Exports to China from India and another 30-odd countries were suspended after the quarantine authority introduced new, stricter regulations that made it harder for exporters to tap the market.
One of the major requirements of these new regulations was that consignments from seafood exporting countries be accompanied with inspection certificates. These certificates however had to adhere to the quarantine authority’s norms and were to be approved by it.
These regulations were introduced after repeated safety scandals in the country and concerns regarding seafood from the Western Pacific and South China Sea region after the nuclear incident in Fukushima, Japan.
On contacting, the Agricultural and Processed Food Products Export Development Authority (APEDA) said in a statement that the Chinese market was important for the Indian seafood sector and this approval was welcome.
According to APEDA data, India was a major exporter of seafood to the fast-growing China market, sending US$149mn worth of seafood to its northern neighbor in 2011. This was however significantly lower than the 2011 figure of US$156 million in 2010, much before the new AQSIQ regulations came into force.
But exports were booming elsewhere for India because of the Fukushima scares in South East Asia and the rising dollar. Data from the Department of Animal Husbandry, Dairying & Fisheries (DADF), showed marine product exports are estimated to have reached US$3.42bn, up 20% from the year before. 201112. .
A spokesperson for the Ministry of Agriculture, under which the department functions, had said earlier that the rise in export earnings was due to the good demand from South East Asian countries.

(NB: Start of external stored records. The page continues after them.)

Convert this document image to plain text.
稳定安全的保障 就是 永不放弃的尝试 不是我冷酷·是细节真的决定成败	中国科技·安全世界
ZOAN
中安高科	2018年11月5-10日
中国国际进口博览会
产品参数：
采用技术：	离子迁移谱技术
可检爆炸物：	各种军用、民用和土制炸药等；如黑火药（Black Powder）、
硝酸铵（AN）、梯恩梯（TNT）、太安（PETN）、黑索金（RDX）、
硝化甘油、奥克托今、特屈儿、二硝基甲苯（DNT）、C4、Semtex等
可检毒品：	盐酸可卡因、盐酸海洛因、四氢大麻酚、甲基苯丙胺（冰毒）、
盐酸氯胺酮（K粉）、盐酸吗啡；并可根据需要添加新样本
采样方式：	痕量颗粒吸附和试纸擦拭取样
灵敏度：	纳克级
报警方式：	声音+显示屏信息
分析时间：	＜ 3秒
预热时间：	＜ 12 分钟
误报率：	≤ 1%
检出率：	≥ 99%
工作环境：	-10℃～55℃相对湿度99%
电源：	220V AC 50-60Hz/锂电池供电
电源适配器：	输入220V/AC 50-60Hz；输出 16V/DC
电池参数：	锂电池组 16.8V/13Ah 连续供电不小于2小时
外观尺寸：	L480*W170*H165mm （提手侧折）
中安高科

“There have been concerns with the fisheries sector in South East Asia after Fukushima. It is not hard to see that importers in target markets have perhaps altered their balance of sources,” he said.
According to the DADF, India's marine exports include black tiger shrimp, fresh water prawn shrimp, frozen versatile fish, frozen skipjack and frozen squid.
The marine and fish industry in India will growth at annual rate of 7% over the next four years to 2015, according to a study by the Associated Chambers of Commerce and Industry of India (ASSOCHAM).
The industry is currently worth US$10.4bn, with the processed seafood segment accounting for US$1.6bn, or about 15%. Fish production in India is likely to cross 12m tonnes by 2015 from the current level of about 9.3m tonnes, of which captured fish accounts for about 65%, while aquaculture accounts for 30%.